The move, which marks a resumption of a series of interest rate cuts in 2022 in spite of high inflation, was in line with Reuters’ expectations and is the lowest one-week repo rate in more than two years, according to Refinitiv data.
“It has become even more important to keep financial conditions supportive to preserve the growth momentum in industrial production and the positive trend in employment after the earthquake,” the central bank said in a press release, adding that the impact of the earthquake is still being extensively evaluated.
Two consecutive quakes rocked Turkey and Syria earlier this month, and were the region’s strongest in nearly a century with a death toll of more than 46,000 lives thus far.

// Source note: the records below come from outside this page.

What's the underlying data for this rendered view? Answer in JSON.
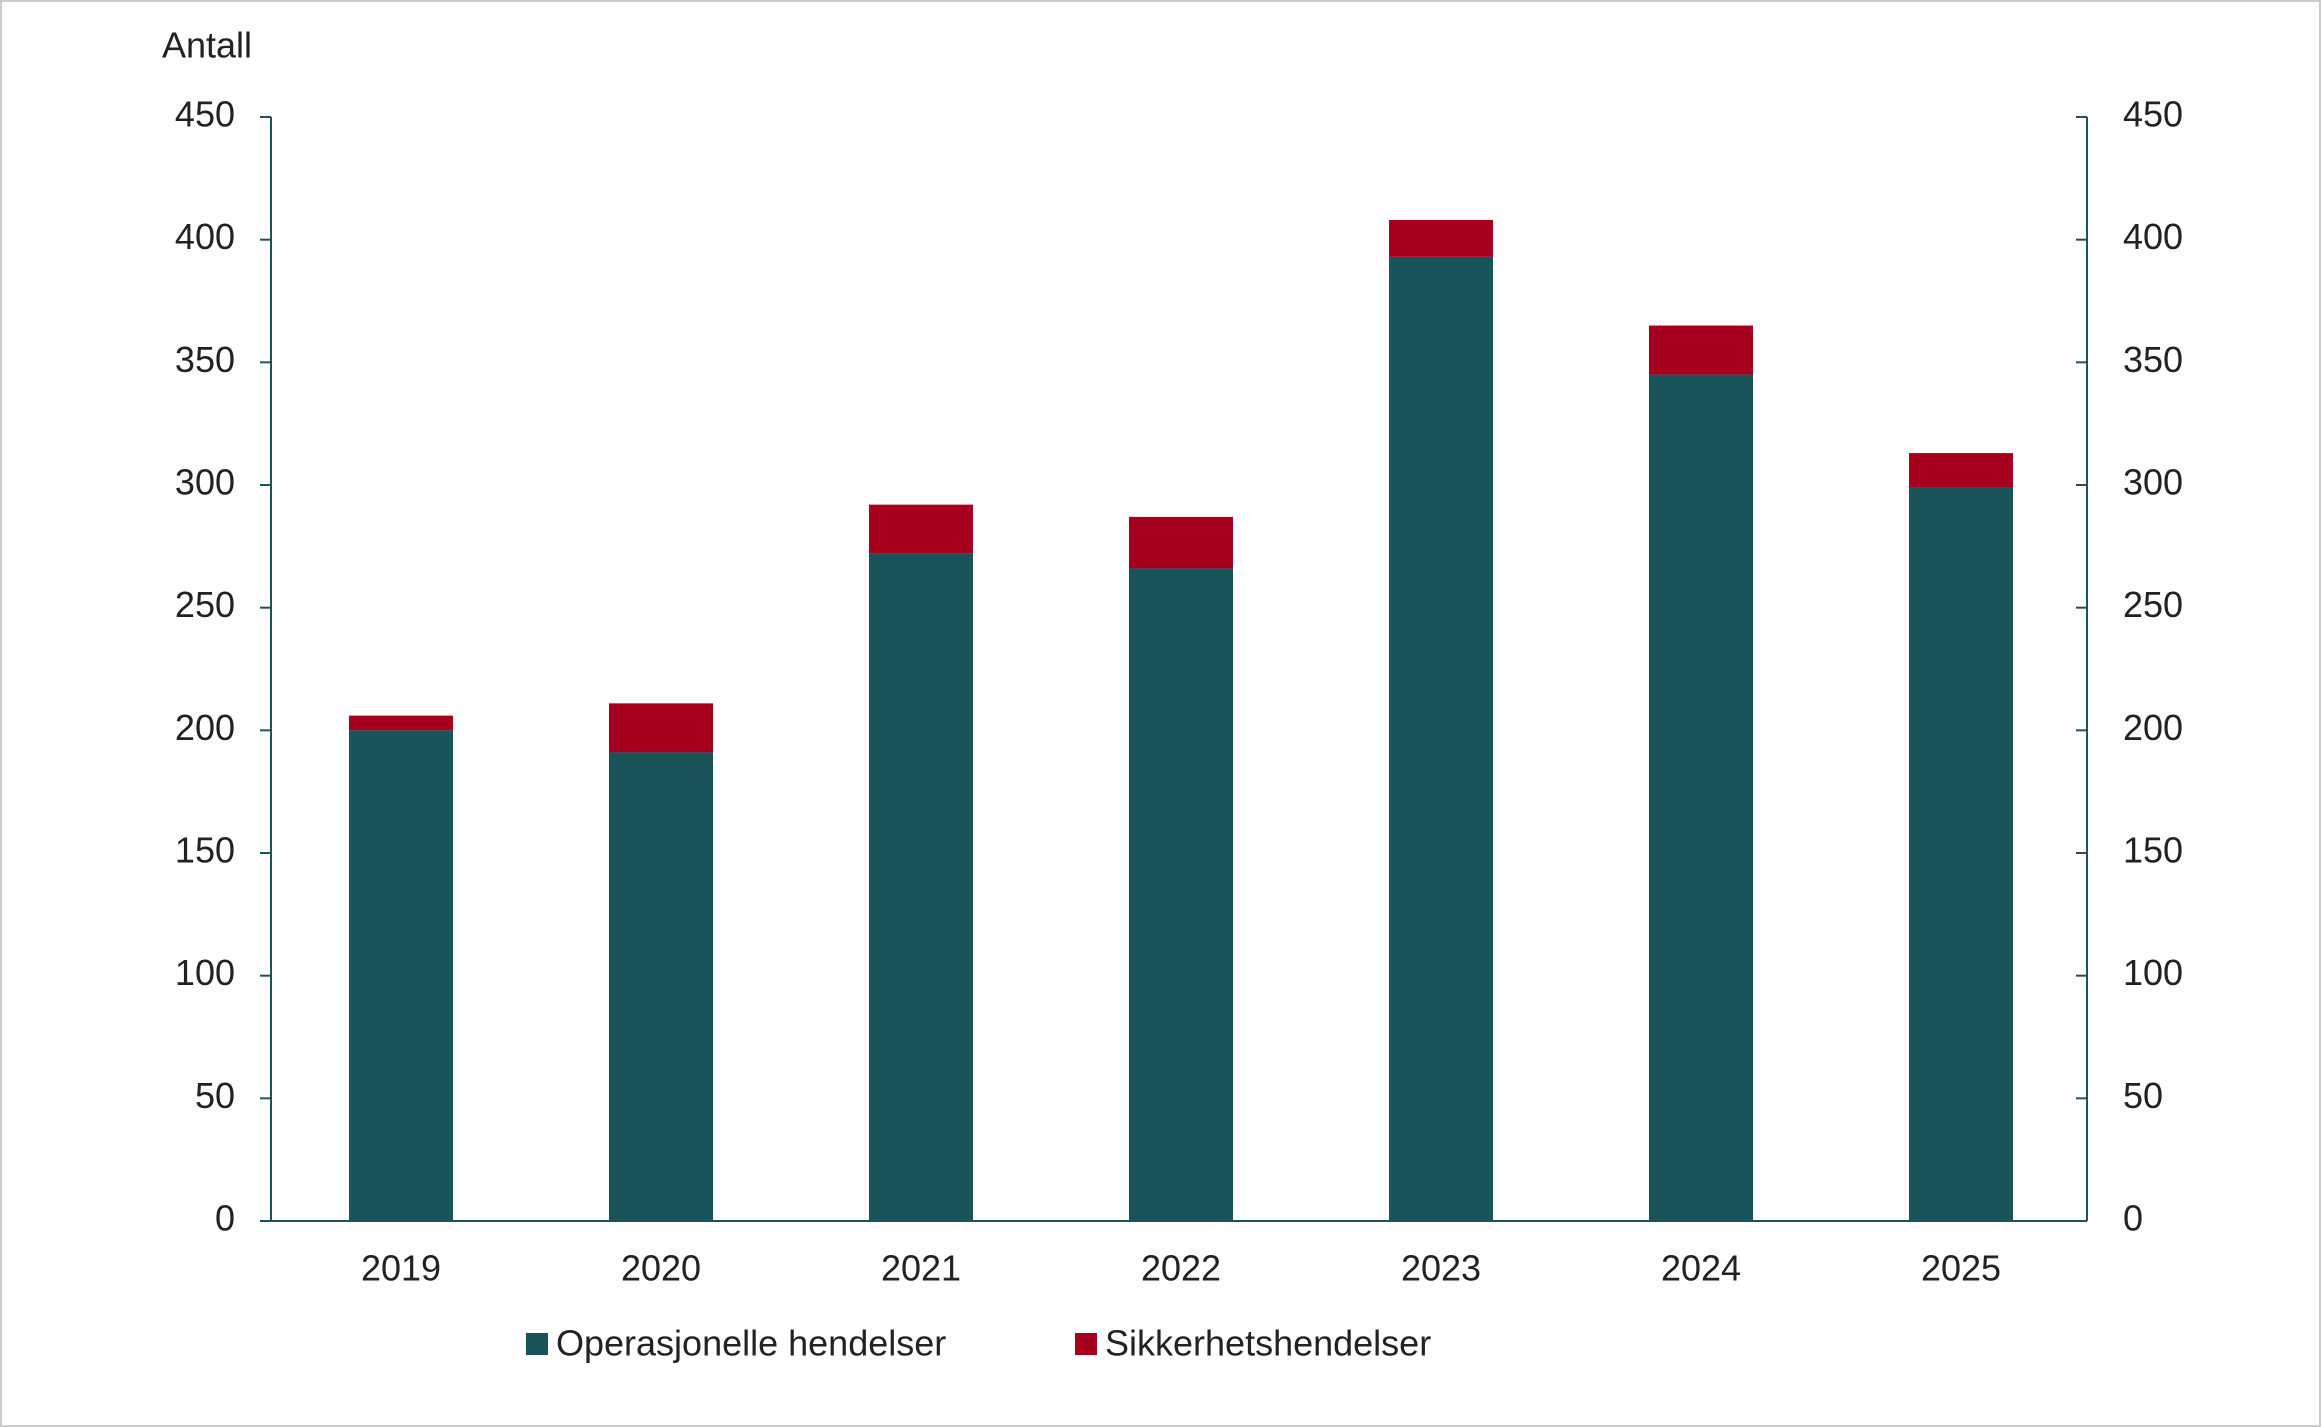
{
  "chart_data": {
    "type": "stacked_bar",
    "y_label": "Antall",
    "categories": [
      "2019",
      "2020",
      "2021",
      "2022",
      "2023",
      "2024",
      "2025"
    ],
    "series": [
      {
        "name": "Operasjonelle hendelser",
        "color": "#1b535a",
        "values": [
          200,
          191,
          272,
          266,
          393,
          345,
          299
        ]
      },
      {
        "name": "Sikkerhetshendelser",
        "color": "#a6001e",
        "values": [
          6,
          20,
          20,
          21,
          15,
          20,
          14
        ]
      }
    ],
    "ylim": [
      0,
      450
    ],
    "yticks": [
      0,
      50,
      100,
      150,
      200,
      250,
      300,
      350,
      400,
      450
    ],
    "y2lim": [
      0,
      450
    ],
    "y2ticks": [
      0,
      50,
      100,
      150,
      200,
      250,
      300,
      350,
      400,
      450
    ],
    "grid": false
  }
}
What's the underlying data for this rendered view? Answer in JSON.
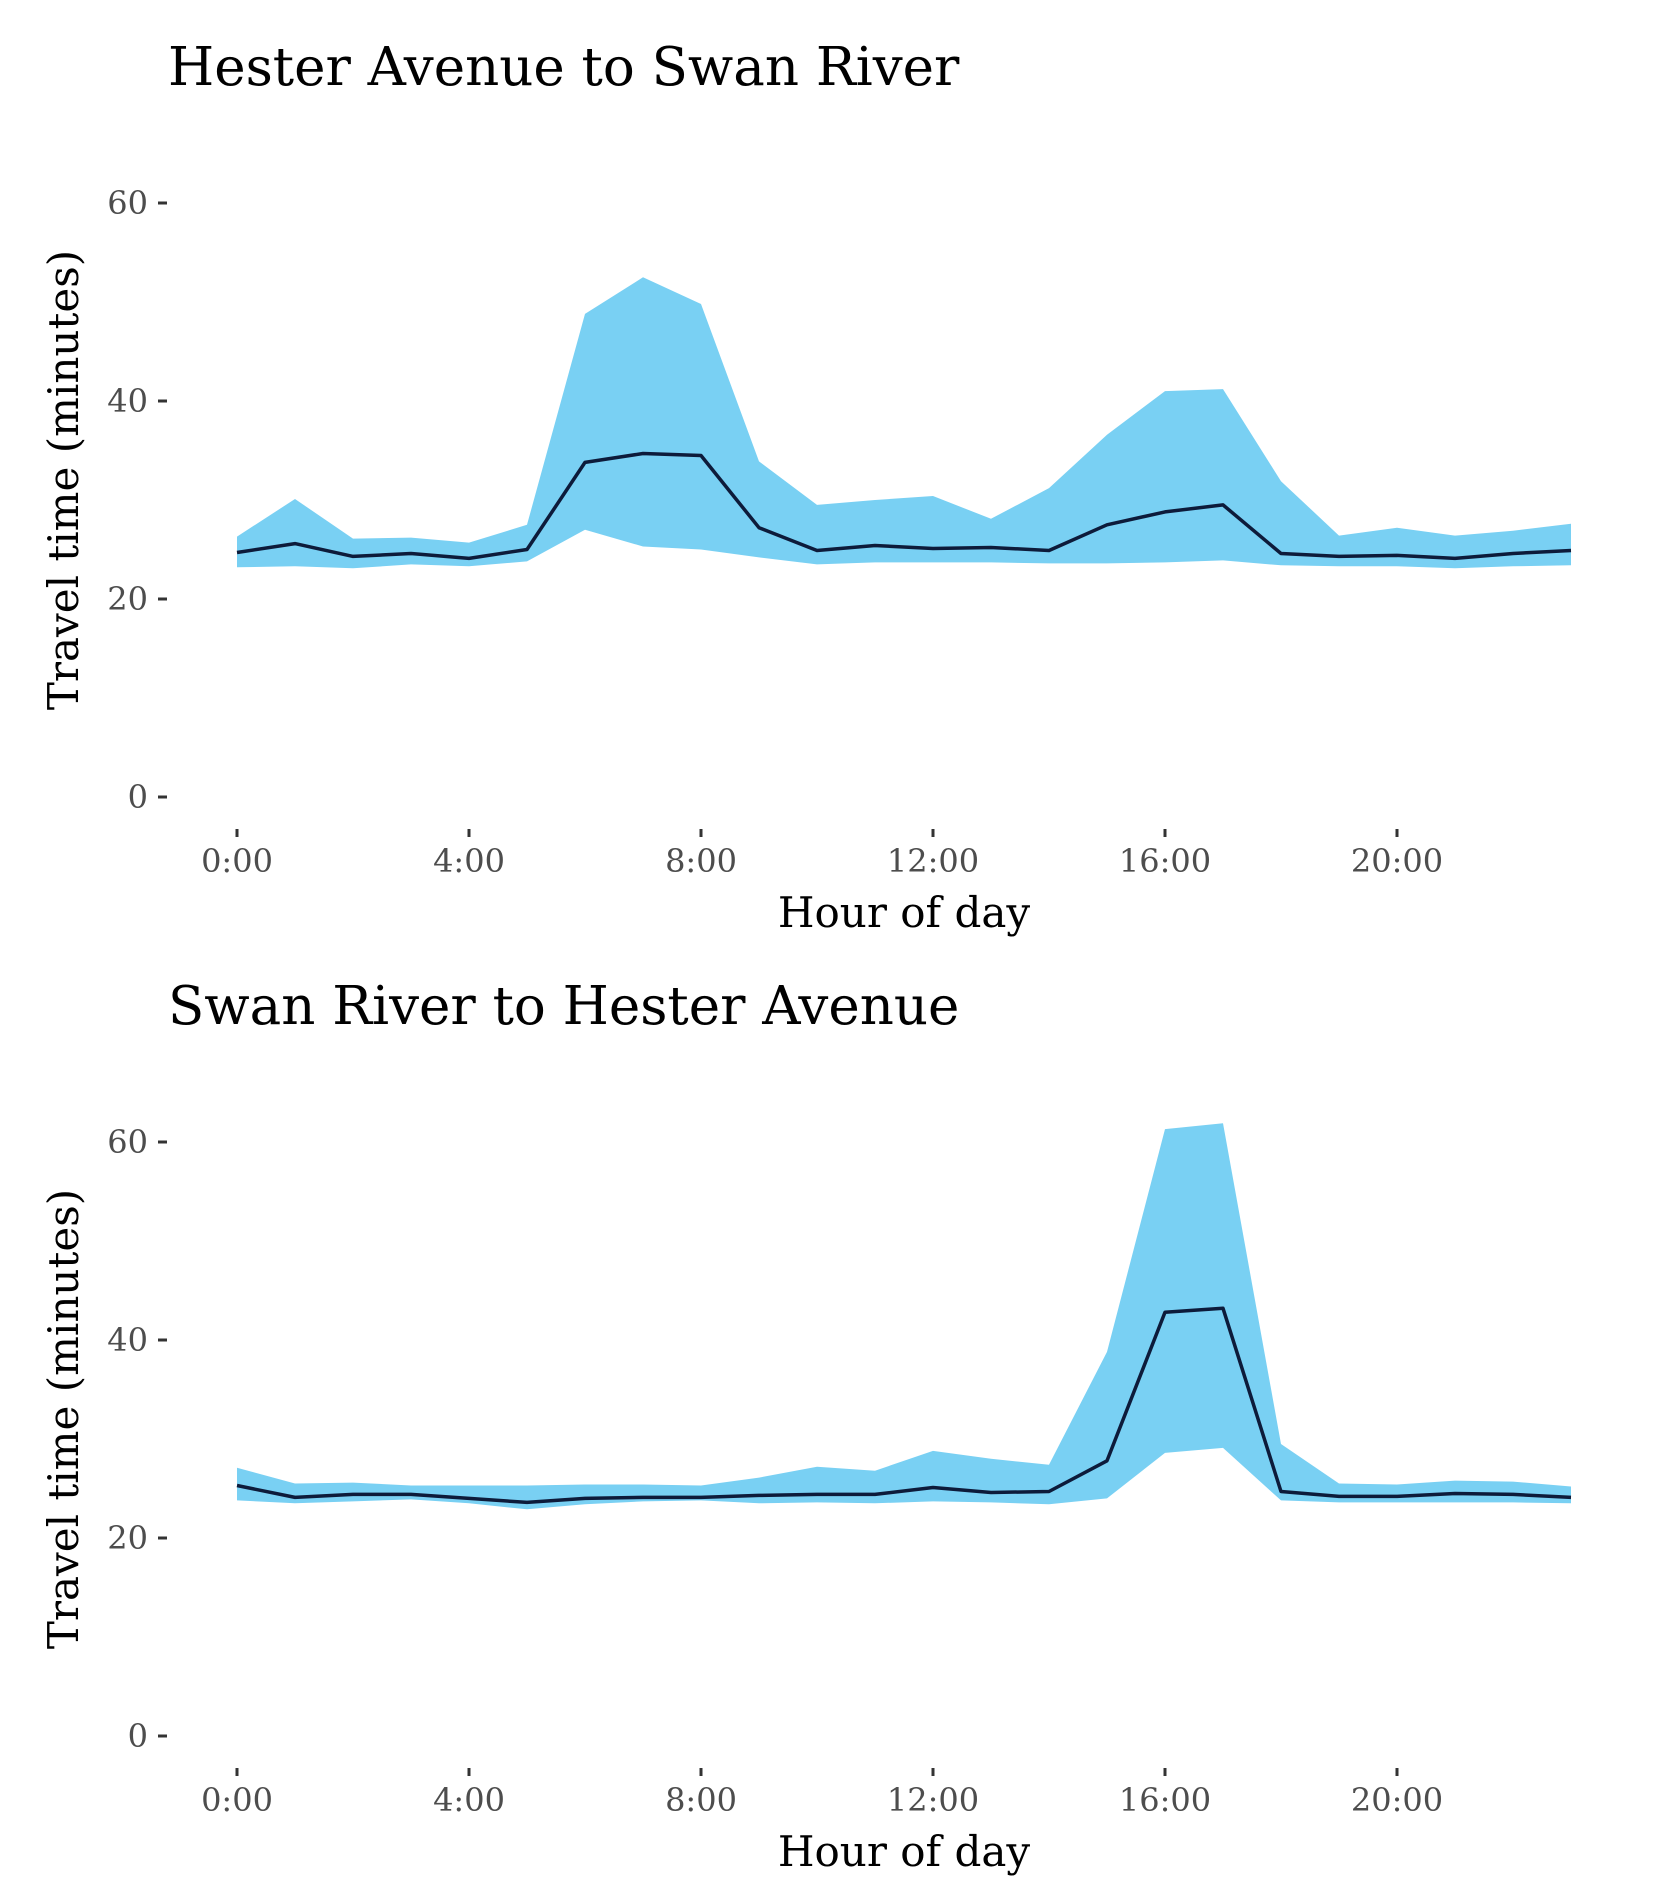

“While the earthquake is expected to affect economic activity in the near term, it is anticipated that it will not have a permanent impact on performance of the Turkish economy in the medium term,” the statement said.
The country’s most recent annual inflation rate in January stood at 57.68%.
With reconstruction costs estimated to rack up to billions of dollars, the disaster has further embroiled Turkey in its downward economic spiral.
Turkey’s monetary policy is premised on a pursuit of growth and export competition rather than soothing inflation. Turkish President Recep Tayyip Erdogan espouses the unorthodox view that raising interest rates increases inflation, rather than taming it.
The policy dramatically weakened Turkey’s currency last year and pushed the country’s inflation rates to record highs.
The Turkish lira held steady at 18.87 against the greenback following the central bank decision.